Dolayısıyla ortaya çelişik bir durum çıkmaktadır. Yasa koyucunun hem eskiden beri memur olanların hem de 2008/Ekim’den sonra memur olanların haklarını korumak için Anayasa Mahkemesi kararında sözü edilen hususları dikkate alarak yeni bir düzenleme yapması gerekmektedir.
Anayasa Mahkemesi’nin iptal kararı
Anayasa Mahkemesi kendisine yapılan başvuruyu incelemiş ve 2829 sayılı Kanunun 12. maddesindeki, “son defa Emekli Sandığı’na tabi görevlerden emekliye ayrılan ve...” ibaresini iptal etmiştir. İptal kararı 5 Haziran 2009 tarihli Resmi Gazetede yayımlanmıştır. Ancak, karara göre iptal hükmünün, kararın Resmi Gazete’de yayımlanmasından başlayarak bir yıl sonra yürürlüğe girmesine karar verilmiştir.

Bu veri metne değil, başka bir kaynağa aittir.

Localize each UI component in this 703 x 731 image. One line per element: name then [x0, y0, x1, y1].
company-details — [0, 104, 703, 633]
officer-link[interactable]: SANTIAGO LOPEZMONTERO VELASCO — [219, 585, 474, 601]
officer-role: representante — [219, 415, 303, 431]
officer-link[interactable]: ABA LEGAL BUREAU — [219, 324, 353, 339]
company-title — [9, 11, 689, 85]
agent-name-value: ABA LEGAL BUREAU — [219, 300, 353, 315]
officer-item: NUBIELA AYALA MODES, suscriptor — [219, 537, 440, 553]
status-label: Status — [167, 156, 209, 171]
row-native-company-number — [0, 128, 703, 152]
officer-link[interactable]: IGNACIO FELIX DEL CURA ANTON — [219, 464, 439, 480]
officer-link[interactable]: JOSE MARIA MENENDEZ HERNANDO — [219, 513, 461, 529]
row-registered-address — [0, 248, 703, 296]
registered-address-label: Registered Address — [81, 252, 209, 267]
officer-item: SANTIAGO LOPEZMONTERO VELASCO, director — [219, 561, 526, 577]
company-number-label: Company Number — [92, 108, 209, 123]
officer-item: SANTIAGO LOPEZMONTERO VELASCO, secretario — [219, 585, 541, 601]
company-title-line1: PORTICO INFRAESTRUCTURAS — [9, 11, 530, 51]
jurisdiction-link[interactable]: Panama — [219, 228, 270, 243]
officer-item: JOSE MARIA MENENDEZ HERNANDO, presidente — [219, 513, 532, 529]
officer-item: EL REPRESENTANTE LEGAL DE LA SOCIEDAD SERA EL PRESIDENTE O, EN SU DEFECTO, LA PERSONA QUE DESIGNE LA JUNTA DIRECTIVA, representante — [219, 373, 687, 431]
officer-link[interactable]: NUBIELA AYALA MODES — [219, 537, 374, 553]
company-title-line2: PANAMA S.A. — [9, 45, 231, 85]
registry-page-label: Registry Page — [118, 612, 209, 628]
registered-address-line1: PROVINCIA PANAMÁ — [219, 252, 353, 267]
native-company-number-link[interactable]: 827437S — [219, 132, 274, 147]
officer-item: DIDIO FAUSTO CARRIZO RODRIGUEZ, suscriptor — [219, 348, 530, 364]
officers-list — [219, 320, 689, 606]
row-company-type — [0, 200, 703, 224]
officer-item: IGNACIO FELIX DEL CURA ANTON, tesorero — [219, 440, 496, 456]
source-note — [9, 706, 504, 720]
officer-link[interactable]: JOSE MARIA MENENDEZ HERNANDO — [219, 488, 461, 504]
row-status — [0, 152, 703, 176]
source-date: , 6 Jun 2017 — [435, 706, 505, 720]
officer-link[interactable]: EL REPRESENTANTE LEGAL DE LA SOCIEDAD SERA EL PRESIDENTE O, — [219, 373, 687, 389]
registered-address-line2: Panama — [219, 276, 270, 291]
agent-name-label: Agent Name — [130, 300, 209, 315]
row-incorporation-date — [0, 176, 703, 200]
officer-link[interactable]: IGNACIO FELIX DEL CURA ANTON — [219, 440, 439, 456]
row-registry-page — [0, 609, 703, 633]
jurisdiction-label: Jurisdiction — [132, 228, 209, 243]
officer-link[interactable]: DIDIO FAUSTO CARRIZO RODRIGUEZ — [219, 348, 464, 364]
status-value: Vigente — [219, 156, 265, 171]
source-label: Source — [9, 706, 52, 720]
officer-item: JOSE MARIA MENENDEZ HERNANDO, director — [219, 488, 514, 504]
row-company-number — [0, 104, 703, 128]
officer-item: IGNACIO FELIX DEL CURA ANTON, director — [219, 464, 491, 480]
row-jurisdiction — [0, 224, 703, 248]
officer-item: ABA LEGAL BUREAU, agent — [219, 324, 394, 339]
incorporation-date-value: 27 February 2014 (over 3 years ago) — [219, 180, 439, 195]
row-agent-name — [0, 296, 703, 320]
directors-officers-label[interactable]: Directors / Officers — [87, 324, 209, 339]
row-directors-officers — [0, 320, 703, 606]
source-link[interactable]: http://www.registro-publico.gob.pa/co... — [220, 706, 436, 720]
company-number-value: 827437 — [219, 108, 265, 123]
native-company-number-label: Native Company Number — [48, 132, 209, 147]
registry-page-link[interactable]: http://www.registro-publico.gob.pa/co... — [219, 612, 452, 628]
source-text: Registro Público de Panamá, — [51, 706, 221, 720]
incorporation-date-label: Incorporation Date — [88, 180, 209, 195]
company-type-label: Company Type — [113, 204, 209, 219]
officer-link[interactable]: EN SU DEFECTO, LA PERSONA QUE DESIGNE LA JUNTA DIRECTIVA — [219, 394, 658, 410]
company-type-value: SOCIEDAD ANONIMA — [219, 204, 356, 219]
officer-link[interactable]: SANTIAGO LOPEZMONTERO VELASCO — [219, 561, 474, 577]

Yani; 5 Haziran 2010 tarihinden sonra bu şekilde istifa edip de farklı statüde çalışmaya başlayanlar hangi kanun hükümlerine göre emekliye ayrılırsa ayrılsınlar, istifa etmeden önceki çalışma sürelerine tekabül eden ikramiyelerini alabilecekleri beklenebilir... Ama buna da engel bir durum var...

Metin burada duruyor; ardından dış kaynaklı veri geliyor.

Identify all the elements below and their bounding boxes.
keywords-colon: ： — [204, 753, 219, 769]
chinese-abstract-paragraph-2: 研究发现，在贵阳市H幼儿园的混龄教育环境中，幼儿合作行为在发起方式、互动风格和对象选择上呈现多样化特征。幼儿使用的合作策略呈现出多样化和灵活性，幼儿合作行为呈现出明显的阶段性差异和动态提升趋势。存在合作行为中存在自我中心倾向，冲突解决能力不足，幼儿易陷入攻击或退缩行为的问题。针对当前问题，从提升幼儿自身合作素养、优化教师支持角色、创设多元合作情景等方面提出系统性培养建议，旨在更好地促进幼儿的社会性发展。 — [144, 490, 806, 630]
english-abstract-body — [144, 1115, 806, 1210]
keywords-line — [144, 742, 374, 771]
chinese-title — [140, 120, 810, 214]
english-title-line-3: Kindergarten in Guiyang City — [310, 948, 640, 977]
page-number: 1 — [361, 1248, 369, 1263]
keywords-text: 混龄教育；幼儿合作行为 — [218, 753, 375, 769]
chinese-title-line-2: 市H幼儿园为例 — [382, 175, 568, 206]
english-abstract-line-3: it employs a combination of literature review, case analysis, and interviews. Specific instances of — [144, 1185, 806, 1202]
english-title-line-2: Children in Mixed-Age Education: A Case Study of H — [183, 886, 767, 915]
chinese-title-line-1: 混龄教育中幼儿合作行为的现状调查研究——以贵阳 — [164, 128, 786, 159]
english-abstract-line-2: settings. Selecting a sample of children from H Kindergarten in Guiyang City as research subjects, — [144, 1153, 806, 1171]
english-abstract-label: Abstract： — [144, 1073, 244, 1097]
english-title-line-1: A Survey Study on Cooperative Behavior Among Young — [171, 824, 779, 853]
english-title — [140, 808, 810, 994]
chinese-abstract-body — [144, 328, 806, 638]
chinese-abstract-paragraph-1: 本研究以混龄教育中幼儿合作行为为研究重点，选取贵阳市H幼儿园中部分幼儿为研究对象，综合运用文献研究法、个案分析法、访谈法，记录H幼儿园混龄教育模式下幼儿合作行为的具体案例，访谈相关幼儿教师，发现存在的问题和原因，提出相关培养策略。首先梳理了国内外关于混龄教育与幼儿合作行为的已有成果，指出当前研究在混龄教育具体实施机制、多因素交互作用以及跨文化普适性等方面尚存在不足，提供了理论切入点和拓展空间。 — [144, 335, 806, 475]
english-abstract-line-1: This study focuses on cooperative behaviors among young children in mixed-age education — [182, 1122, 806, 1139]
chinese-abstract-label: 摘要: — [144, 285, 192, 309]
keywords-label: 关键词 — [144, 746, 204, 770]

? Anayasa Mahkemesi kararlarının niteliği
Belirtelim ki, eskiden istifa etmiş olanlar için bu yol kapalı. Zira, Anayasa Mahkemesi kararları etkisini ileriye doğru gösterir, geriye doğru değil. Dolayısıyla eskiden devlet memurluğundan istifa etmiş olanların bu haktan yararlanabilmeleri, bir kanuni düzenleme yapılmasını gerektirmektedir.